“Aydınlanma nedir?” sorusuna yanıt
Immanuel
Kant (1784)
Aydınlanma, insanın kendi suçu ile düşmüş olduğu bir ergin olmama durumundan
kurtulmasıdır. Bu ergin olmayış durumu ise, insanın kendi aklını bir başkasının
kılavuzluğuna başvurmaksızın kullanamayışıdır. İşte bu ergin olmayışa insan
kendi suçu ile düşmüştür; bunun nedenini de aklın kendisinde değil, fakat
aklını başkasının kılavuzluğu ve yardımı olmaksızın kullanmak kararlılığını ve
yürekliliğini gösteremeyen insanda aramalıdır Sapare Aude! “Aklını kullanma
cesaretini göster!” Sözü şimdi Aydınlanmanın parolası olmaktadır. Doğa,
insanları yabancı bir yönlendirilmeye bağlı kalmaktan çoktan kurtarmış olmasına
karşın (naturaliter maiorennes) , tembellik ve korkaklık nedeniyledir ki,
insanların çoğu bütün yaşamları boyunca kendi rızalarıyla erginleşmemiş olarak
kalırlar, ve aynı nedenlerledir ki bu insanların başına gözetici ya da yönetici
olarak gelmek başkaları için de çok kolay olmaktadır. Ergin olmama durumu çok
rahattır çünkü.
Benim yerime düşünen bir kitabım, vicdanımın yerini tutan
bir din adamım, perhizim ile ilgilenerek sağlığım için karar veren bir doktorum
oldu mu, zahmete katlanmama hiç gerek kalmaz artık. Para harcayabildiğîm sürece
düşünüp düşünmemem de pek o kadar önemli değildir; bu sıkıcı ve yorucu işten
başkaları beni kurtaracaktır çünkü. Başkalarının denetim ve yönetim işlerini
lütfen üzerlerine almış bulunan gözeticiler [vasiler, ç.] insanların çoğunun,
bu arada bütün latif cinsin ergin olmaya doğru bir adım atmayı sıkıntılı ve
hatta tehlikeli bulmaları için , gerekeni yapmaktan geri kalmazlar. Önlerine
kattıkları hayvanlarını önce sersemleştirip aptallaştırdıktan sonra, bu sessiz
yaratıkların kapatıldıkları yerden dışarıya çıkmalarını kesinlikle yasaklarlar;
sonra da onlara, kendi kendilerine yürümeye kalkışırlarsa başlarına ne gibi
tehlikelerin geleceğini bir bir gösterirler. Oysa onların kendi başlarına
hareket etmelerinden doğabilecek böyle bir tehlike gerçekten büyük sayılmaz;
çünkü bir kaç düşüşten sonra bunu göze alanlar sonunda yürümeyi
öğreneceklerdir, ne var ki bu türden bir örnek insanı ürkütüverir ve bundan
böyle de yeni denemelere kalkışmaktan alıkoyar. Demek oluyor ki her birey için
nerdeyse ikinci bir doğa yerine geçen ve temel bir yapı oluşturan bu ergin
olmayıştan kurtulmak çok güçtür. Hatta insan bu duruma seve seve katlanmış ve
onu sevmiştir bile; işte bu yüzden o, kendi aklını kullanma bakımından
gerçekten de yetersizdir; çünkü onun böyle bir deneyi gerçekleştirmesine asla
izin verilmemiştir, o aklını kullanmayı denemeye hiç bir zaman bırakılmamıştır.

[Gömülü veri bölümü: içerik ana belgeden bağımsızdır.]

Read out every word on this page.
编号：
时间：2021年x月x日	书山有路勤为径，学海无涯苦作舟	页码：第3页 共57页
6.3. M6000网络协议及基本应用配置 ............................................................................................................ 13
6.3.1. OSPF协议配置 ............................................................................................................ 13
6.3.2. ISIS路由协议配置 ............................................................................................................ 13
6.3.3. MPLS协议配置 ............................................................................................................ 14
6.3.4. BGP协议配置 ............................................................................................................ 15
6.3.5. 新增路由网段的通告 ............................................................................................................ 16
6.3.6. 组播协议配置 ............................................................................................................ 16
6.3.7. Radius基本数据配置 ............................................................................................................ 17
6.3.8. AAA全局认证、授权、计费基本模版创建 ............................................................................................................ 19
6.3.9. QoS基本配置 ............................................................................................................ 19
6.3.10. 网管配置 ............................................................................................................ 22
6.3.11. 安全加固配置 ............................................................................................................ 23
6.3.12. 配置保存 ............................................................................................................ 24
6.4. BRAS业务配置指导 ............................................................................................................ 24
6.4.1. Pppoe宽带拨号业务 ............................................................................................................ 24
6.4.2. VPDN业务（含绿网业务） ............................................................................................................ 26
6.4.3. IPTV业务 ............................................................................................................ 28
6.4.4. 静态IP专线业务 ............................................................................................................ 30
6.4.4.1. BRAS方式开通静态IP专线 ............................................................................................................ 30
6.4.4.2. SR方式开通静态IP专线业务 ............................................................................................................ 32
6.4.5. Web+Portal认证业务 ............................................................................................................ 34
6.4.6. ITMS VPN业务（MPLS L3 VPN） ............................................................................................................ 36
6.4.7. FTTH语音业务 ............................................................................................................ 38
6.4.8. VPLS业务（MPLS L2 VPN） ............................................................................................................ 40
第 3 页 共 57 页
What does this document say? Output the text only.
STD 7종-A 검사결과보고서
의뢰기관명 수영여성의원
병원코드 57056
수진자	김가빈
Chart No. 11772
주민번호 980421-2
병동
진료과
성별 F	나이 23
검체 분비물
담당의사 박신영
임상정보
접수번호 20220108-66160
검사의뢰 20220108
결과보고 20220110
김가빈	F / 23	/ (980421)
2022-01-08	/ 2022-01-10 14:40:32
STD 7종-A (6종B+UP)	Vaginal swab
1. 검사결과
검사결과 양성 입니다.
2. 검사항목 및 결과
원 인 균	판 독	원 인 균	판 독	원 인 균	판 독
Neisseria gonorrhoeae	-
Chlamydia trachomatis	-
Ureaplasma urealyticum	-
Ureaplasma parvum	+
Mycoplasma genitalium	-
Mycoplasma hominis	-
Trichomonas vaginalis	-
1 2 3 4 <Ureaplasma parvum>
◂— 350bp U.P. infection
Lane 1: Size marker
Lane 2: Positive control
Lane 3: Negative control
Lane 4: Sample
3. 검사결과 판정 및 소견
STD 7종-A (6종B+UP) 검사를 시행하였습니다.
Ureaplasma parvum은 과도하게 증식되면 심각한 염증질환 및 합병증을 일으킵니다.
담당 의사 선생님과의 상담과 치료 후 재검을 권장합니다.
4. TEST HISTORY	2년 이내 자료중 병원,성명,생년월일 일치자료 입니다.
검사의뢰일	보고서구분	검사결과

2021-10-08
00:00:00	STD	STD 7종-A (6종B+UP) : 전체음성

Dogmalar ve kurallar, insanın doğal yetilerinin akla uygun kullanılışının ya da
daha doğru bir deyişle kötüye kullanılmasının bu mekanik araçları, erginleşme
ve olgunlaşma için sürekli bir ayakbağı olurlar. Biri çıkıp yürümeyi
köstekleyen bu zincirleri atsa da, en dar hendekten bile hemen öyle pek kolayca
atlayamaz; çünkü o henüz kendisine güven duyarak bacaklarını özgürce hareket
ettirmeye daha alışamamıştır. İşte bundan dolayı da ruhlarını, zihinsel
yanlarını kendi başlarına işleyip kullanarak ergin olmayıştan kurtulan ve
güvenle yürüyebilen, pek az kişi vardır. Oysa buna karşılık, kitlenin kendi
kendisini aydınlatması daha çok olanak taşır; hatta ona özgürlük, yani özgür
olma hakkı tanınırsa bu durumun önüne geçilemez de. Çünkü yığının içinde,
kamuda -vasiler arasında bile- bağımsız düşünebilen bir kaç kişi her zaman
bulunacaktır; bunlar önce kendi boyunduruklarını atacaklar, sonra da’ insanın
kendindekini akıllıcâ değerlendirmesi yanında bağımsız düşünmenin kişi için bir
ödev olduğu anlayışını çevrelerine yayacaklardır. Ama eskiden kitleyi
boyunduruk altına sokan ve kendileri de aydınlanmaya öyle pek layık olmayan ve
hak kazanmayan gözeticilerden bir kaçı şimdi çıkıp da kitleyi boyunduruktan
kurtulmaları için kışkırtırlarsa, öteki gözeticiler bunları ‘boyunduruk altında
kalmaya zorlarlar; önyargıları yerleştirmenin işte böyle zararları vardır, ve
bu önyargılar kendilerini yayanlardan sonunda öçlerini alırlar. Bundan dolayı:
kamu ancak yavaş yavaş aydınlanmaya varabilir. Gerçi devrimler ile bir ‘baskı
rejimi, kişisel bir despotizm, bir zorbalık yönetimi yıkılabilir; ancak yalnız
bunlarla, düşüncelerde gerçek bir düzelme, düşünüş biçimlerinde ciddi bir
iyileşme elde edilemez; tersine, bu kez yeni önyargılar, tıpkı eskileri gibi,
düşüncesiz yığına, kitleye yeni birer gem, yeni birer yular olurlar: Oysa
aydınlanma için özgürlükten başka bir şey gerekmez; ve bunun için gerekli olan
özgürlük de özgürlüklerin en zararsız olanıdır: Aklı her yönüyle ve her
bakımdan çekinmeden kitlenin önünde apaçık olarak kullanmak özgürlüğü.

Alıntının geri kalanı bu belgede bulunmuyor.